With the eventual goal of uncovering a geneaology across the texts, the current iteration explores similarity through document-level and sentence-level comparisons. How much legibility of the text is relevant to the user at different scales of comparison? How do they move from examining all documents to a pair of documents to the sentences within a pair?
Role: data processing and analysis, design, development
Tools: Node.js, d3.js, various NLP libraries, MongoDB
Source text written by Patrick Burke, an architect and urbanist
While working across 300,000 words and 650 documents, the project attempts to find latent relationships across the traditional folder-document-sentence structure. Yet, the challenge became how to effectively represent these new relationships outside of this structure.
When hovering on a document, the similarity to other documents is shown by size and color, with most similar being the largest and most purple.
Documents are compared to all other documents at the sentence level. Each compared document is represented by a pixel-array in which each sentence in the document-pair is compared using the dice co-efficient method. When dominant diagonals are evident, it indicates a high level of similarity within a portion of two documents.
A document-pair comparison can be isolated and user can read the constituent sentences when hovering. This raises the question of what use is the investigation if the readable sentences are buried so deep in the interaction/piece? On one hand, with 680 documents, it’s imposible to get a sense of the ‘whole picture’ without some form of abstraction.
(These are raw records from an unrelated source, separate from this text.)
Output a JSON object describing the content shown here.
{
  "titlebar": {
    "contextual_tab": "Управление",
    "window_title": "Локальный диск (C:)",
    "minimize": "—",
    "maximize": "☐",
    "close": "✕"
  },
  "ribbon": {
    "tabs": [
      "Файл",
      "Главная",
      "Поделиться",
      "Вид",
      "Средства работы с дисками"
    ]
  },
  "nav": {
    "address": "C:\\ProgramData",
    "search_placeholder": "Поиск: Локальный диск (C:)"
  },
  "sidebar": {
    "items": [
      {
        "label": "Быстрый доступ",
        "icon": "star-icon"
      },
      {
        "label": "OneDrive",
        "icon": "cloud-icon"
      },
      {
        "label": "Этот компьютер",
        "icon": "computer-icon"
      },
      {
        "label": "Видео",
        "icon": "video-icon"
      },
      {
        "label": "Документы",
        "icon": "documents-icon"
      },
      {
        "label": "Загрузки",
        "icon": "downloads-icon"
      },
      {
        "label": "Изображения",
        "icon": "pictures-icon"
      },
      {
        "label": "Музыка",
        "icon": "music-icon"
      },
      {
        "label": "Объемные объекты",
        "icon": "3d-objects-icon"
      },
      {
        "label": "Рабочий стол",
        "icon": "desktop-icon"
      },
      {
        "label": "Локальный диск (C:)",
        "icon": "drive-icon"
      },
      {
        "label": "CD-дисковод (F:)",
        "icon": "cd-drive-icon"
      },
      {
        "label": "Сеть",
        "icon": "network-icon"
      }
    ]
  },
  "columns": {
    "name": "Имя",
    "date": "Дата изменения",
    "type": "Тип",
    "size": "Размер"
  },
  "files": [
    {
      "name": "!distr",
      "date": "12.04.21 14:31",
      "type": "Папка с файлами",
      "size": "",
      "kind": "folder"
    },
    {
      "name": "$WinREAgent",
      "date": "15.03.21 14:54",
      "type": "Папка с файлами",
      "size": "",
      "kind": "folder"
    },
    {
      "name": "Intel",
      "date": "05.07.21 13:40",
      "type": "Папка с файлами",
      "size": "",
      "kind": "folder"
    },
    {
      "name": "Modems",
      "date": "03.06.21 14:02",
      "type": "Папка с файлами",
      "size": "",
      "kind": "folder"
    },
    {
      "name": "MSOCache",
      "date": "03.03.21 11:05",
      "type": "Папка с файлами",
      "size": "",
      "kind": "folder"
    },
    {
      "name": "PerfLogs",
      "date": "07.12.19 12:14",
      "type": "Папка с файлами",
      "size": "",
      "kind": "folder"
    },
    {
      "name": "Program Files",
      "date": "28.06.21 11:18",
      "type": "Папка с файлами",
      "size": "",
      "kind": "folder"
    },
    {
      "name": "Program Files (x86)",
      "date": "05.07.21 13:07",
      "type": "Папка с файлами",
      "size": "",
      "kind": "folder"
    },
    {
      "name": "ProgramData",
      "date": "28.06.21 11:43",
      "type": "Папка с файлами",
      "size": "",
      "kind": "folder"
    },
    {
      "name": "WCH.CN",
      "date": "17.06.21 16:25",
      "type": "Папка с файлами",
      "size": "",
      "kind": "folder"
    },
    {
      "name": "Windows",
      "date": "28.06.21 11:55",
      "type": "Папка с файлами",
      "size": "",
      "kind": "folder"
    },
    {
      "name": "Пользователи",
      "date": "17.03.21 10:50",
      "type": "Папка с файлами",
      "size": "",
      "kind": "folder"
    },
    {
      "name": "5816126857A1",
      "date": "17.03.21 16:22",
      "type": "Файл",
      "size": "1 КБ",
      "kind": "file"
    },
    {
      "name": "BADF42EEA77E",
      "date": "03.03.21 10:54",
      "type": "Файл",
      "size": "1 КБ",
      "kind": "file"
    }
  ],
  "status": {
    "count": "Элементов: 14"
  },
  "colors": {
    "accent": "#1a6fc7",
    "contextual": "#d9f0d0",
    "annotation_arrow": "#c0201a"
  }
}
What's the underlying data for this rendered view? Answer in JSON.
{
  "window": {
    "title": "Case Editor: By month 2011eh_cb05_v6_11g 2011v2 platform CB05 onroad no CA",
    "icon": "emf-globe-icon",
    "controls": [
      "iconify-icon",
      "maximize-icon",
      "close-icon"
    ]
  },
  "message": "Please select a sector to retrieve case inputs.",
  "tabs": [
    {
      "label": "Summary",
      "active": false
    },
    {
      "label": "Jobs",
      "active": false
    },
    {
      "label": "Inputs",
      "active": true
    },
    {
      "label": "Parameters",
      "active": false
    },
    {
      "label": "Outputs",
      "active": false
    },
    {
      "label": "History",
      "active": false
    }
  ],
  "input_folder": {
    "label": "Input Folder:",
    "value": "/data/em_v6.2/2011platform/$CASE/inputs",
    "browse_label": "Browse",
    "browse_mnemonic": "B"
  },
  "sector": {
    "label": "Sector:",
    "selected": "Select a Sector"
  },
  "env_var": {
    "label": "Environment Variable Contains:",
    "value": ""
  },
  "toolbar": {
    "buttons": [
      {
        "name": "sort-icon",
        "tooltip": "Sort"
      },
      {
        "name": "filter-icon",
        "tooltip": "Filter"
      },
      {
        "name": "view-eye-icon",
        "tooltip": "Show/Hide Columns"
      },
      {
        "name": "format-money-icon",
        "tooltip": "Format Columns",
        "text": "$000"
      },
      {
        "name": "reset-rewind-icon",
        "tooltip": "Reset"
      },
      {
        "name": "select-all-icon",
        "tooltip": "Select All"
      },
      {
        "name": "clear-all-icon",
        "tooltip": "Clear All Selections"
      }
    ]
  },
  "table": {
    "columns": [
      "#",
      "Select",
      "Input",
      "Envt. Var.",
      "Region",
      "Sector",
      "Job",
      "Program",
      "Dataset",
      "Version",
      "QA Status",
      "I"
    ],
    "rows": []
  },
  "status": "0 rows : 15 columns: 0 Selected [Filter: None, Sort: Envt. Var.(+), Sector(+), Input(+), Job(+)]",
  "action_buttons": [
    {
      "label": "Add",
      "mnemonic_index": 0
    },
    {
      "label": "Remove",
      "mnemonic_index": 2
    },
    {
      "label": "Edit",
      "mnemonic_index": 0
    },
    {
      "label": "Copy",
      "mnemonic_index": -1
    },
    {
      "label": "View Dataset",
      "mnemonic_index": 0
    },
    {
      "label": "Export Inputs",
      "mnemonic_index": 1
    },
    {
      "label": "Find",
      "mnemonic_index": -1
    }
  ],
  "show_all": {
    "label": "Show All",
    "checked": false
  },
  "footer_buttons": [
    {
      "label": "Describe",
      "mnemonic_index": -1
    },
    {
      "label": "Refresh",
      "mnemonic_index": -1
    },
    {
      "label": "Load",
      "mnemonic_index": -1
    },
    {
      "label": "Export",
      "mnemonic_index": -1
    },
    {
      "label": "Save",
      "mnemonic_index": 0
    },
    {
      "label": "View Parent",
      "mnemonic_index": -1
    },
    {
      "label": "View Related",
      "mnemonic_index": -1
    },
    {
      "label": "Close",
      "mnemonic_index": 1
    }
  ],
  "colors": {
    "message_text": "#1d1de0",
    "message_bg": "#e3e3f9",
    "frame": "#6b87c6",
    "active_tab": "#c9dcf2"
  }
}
But how can the abstraction still be relevant?
All documents were parsed into JSON objects, included time-based information about their creation, whether they were duplicates of other documents, and references to their subparts: sentences and words.
Documents and sentences were compared using the dice-coefficient method of analysis which compares across bigrams within a string. It gives less weight than other methods to outliers and the beginning of a string.